林路时挑眉:“不是说愿望说出来就不灵了?”
“万一,”祝吟顿了顿,“我能帮你实现呢?”
在离开之前,她想尽力多补偿他一点。
林路时笑意淡了些,思忖两秒,低声反问:“那你呢,现在开心了吗?”
这语气,祝吟还以为他看出什么了,努力扬起嘴角,让笑容更加真实:“当然开心啊。”
林路时抬起手,轻轻托住了她的脸,用拇指缓缓摩挲着她眼角下那块皮肤,仿佛在擦拭看不见的泪痕。
周遭一片寂静,他温柔低声道。
“那就实现了。”——
第36章
高三下学期第一次小月考, 祝吟成功拿下了第一名的好成绩,把一直稳坐榜首的林路时给挤了下去。
但这其中熬了多少夜,刷了多少题, 只有她自己清楚。
老陈看着成绩单, 笑容压都压不住,年纪前三都在自己班上, 说不定到时候还能出个状元。
他笑着调侃了一句:“林路时同学得抓把劲了啊。”
语气没有责怪的意思, 全是打趣。
祝吟只觉得眼皮沉重, 她掩着嘴打了个哈欠, 没什么反应。
林路时注意到了,曲起手指蹭了下她的眼底那块皮肤,动作极轻又快速:“昨天晚上没睡好?”
祝吟点点头:“嗯。”
她最近睡眠质量不太好,经常失眠, 昨天硬是熬到了四点。
林路时以为她是快要高考, 压力太大所致。
毕竟睡个好觉对高考生来说是一种奢侈。
祝吟又打了个哈欠, 眼角渗出生理性的泪水, 她伸手揉了揉,干脆趴到桌上:“什么时候下课,好想睡觉。”
要是放在以前, 她现在已经闭上眼睛了。
“睡吧,”林路时轻声说, 手掌在她的背上安抚性地拍了两下, “我帮你看着老师。”
“你叫醒我的动作多大,老师又不傻, 一眼就看见了,”祝吟觉得行不通,“还是等下课吧。”
“这点信任都没有了?”
祝吟选择沉默:“”
林路时叹了口气, 又想了个办法:“把手给我。”
祝吟不理解,但还是照做了:
林路时伸出小拇指,勾住她的,拉着她的手垂落在他们身体之间。
他轻轻勾了勾:“这样就不明显了。”
祝吟:“”
这招谁教他的?
老师在讲台上讲课,同学们大多都沉浸在课堂中,两人的手就这样藏在桌子底下。
祝吟觉得被勾住的不止有手指,还有自己的心。
确实是不明显了。
可她也紧张得睡不着了。
祝吟没有收回手,默默把头转了个方向。
又有另一个念头占据脑海,这样的日子,再过不久就要结束了。
她也想过,选择瞒着林路时,对他来说是不是太残忍。
分开已是既定的事实,有些事情,她心里清楚,她相信林路时心里也明白。早就心照不宣,就差最后那层纸没捅破。
多少次呼之欲出的话,又被她硬生生咽了回去。
无论是告别的话,还是那句喜欢-
进入高三后,不管是不是住宿生,学校都强制要求上晚自习。
最近这段时间放学都只有祝吟和林路时两个人了,裴姝是美术生,和文化生时间安排不同。她刚通过了几所学校的初考,正在专心备考。

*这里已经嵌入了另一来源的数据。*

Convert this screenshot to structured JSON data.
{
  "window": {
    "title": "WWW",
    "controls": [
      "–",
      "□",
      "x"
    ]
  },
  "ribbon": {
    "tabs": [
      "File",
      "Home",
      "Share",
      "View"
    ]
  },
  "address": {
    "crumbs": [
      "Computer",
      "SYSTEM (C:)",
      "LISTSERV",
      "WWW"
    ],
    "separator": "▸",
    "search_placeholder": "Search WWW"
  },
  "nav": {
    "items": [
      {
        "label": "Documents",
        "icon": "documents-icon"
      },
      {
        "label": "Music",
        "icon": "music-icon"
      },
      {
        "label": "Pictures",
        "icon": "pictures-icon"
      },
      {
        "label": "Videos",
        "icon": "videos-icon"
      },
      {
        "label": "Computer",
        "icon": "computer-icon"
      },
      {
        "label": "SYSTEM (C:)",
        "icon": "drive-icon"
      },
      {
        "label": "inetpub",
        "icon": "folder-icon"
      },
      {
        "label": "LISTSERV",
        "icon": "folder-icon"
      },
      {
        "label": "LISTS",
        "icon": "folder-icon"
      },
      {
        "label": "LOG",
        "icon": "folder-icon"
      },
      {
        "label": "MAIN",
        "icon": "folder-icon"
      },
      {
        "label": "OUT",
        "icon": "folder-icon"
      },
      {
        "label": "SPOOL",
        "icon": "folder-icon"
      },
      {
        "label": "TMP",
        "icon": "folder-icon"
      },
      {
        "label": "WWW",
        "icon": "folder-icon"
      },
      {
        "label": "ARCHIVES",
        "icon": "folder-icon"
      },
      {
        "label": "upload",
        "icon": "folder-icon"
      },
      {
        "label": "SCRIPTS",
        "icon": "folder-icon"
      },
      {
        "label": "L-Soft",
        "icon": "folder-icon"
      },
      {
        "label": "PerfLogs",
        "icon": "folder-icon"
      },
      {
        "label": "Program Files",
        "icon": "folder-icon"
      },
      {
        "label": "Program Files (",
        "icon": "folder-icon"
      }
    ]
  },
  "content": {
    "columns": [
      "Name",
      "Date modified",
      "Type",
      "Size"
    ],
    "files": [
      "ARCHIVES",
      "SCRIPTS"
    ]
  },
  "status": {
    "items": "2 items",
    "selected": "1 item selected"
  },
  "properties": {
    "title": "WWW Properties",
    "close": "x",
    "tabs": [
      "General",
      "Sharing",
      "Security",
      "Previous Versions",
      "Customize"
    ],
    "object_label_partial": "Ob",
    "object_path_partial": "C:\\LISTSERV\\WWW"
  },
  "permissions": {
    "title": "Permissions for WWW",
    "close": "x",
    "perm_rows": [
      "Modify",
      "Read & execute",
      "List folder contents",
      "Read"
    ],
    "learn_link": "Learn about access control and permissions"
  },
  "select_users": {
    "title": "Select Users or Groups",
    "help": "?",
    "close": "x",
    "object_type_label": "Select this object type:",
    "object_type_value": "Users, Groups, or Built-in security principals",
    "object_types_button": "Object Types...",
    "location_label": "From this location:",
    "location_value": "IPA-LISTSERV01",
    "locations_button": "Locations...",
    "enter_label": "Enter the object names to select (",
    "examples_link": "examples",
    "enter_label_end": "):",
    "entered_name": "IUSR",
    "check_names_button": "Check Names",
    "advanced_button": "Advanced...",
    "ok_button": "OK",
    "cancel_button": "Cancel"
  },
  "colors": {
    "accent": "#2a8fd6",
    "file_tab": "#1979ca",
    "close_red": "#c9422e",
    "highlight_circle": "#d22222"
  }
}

一天下晚自习,祝吟和林路时并肩走在校园里,周围都是和他们一样放学回家的学生,路灯将他们的影子拉长。
走着走着,林路时忽然停下脚步,拿出了一个盒子,递到祝吟面前:“给你的。”
祝吟两秒后才回过神:“你从哪里变出来的?”
她有点困惑,今天也不是什么节日啊,怎么突然送她东西。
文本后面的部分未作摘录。